So Tunisia happened, Egypt is happening, and questions and opinions are now emerging, speculating on who will happen next in this great continent of ours.
Tunisians were successful and Egyptians are slowly but surely forcing change. There are other Arab countries with Revolutions of their own but it is all Egypt now, stealing all the world attention. But can this happen in Sub-Saharan Africa is the question I have been pondering over. Do the demographics in Sub-Saharan Africa have the capacity to constitute similar revolutions given that the transgressions of both Egyptian and former Tunisian leaders are similar to those of most African leaders. @Shelisrael asked me a couple of days ago “how are Kenyan viewing these upheavals in Egypt and Tunisia?” And I have posed various questions on Twitter to get a sense of what Kenyans feel about these revolutions.
No Revolutions Here
From the tweets I have read by Kenyans on Twitter and a couple of Facebook updates, the message that is being sent out is there will be no revolutions here: not for lack of issues that would otherwise spark revolutions but rather for lack of homogeneity that would make such a revolution possible. Have you found it curious that fears of a revolution have been felt across the Arab Nations as opposed to the greater African region where Tunisia and Egypt both belong to? Isn’t it curious that other corrupt African octogenarians who have hoarded power through oppressive regimes for decades are not in the least worried (or at least don’t seem to be) about the happenings in Tunisia and Egypt? The much you can see about revolutions in these countries are scattered tweets about the hopelessness of attempting a revolution in their respective countries or retweets of the happenings in Egypt.

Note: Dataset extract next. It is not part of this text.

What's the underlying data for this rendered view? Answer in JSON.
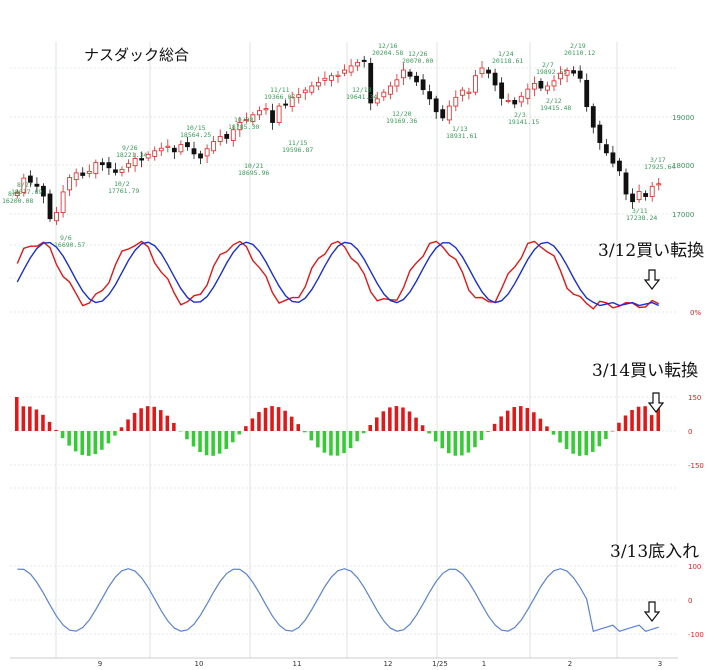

If you ask me, I believe that the demographics of non-Arabic African countries have a lot to do with the nonchalant attitudes that the likes of Mugabe have towards the revolutions in Egypt and Tunisia. Generally looking at what Kenyans have posted on Facebook, Twitter, and on blogs, Tribalism is emerging as a leading hindrance to any form of revolution in Kenya. The others are Police Brutality especially in memory of the 2008 post election violence, a largely conservative middle class that would rather tweet than walk the streets (Malcolm Gladwell would shake his head in acknowledgement to this), and our love for Tea Breaks – (thanks Dickens for pointing this out). Most countries are too divided internally that the consensus to revolt against a Government is never a cause for worry to most of these leaders. Take Gbagbo for instance, Ivorians have a major case to revolt but Gbagbo is still sitting pretty in office with ECOWAS and AU revolting on the behalf of Ivorians. Why? Because the country is split and though I don’t understand the mechanics of it all, I can say with certainty that it will boil down to either religious or tribal divides.
Does Social Media Spark Revolutions?
Evident in all these revolutions has been the role of social media especially in organizing and getting the word out. But it is not social media that sparked these revolutions but rather the stark realities and incidences on the ground that have caused people to react both online and offline. Given the crackdown of the Internet in Egypt, it is clear that social media does play a major role in the revolutions but it would be wrong to say it sparks them. It facilitates them in a big way though; making it a great though not indispensable tool for revolutions. Take note of the fact that the revolt in Egypt did not falter or end because the Internet was shut down. The revolution has persisted nonetheless. Kenyans are now in the process of signing an online petition that is looking to get 1 million signatures to compel the Government not to withdraw from the ICC. Can these million move to the streets? Can a revolution really happen online with a signature and a tweet? As PLO says, “Revolution’s don’t write letters telling you they are coming.”
The True Value of Social Media
While a revolution may not be sparked by conversations on social media channels, depending on how social media is used, social media can drive these revolutions. Social Media can be used to plan and organize movements on the ground. Social Media can be used to get the word out through citizen journalism because where traditional media have no presence or the capacity to have a presence, it is citizen journalists who have come out to bridge this divide by sending out videos, pictures, tweets, and other information that wouldn’t otherwise come out. And even with the blockade of the Internet in Egypt, it is interesting to see how people have rallied to help Egyptians on the ground to get their word out. This has been through ingenious methods such @speaktotweet where Egyptians can call a Google number, leave a message and it will be transcribed as a tweet by an army of volunteers. There are other ways Egyptians are circumventing the internet blockade.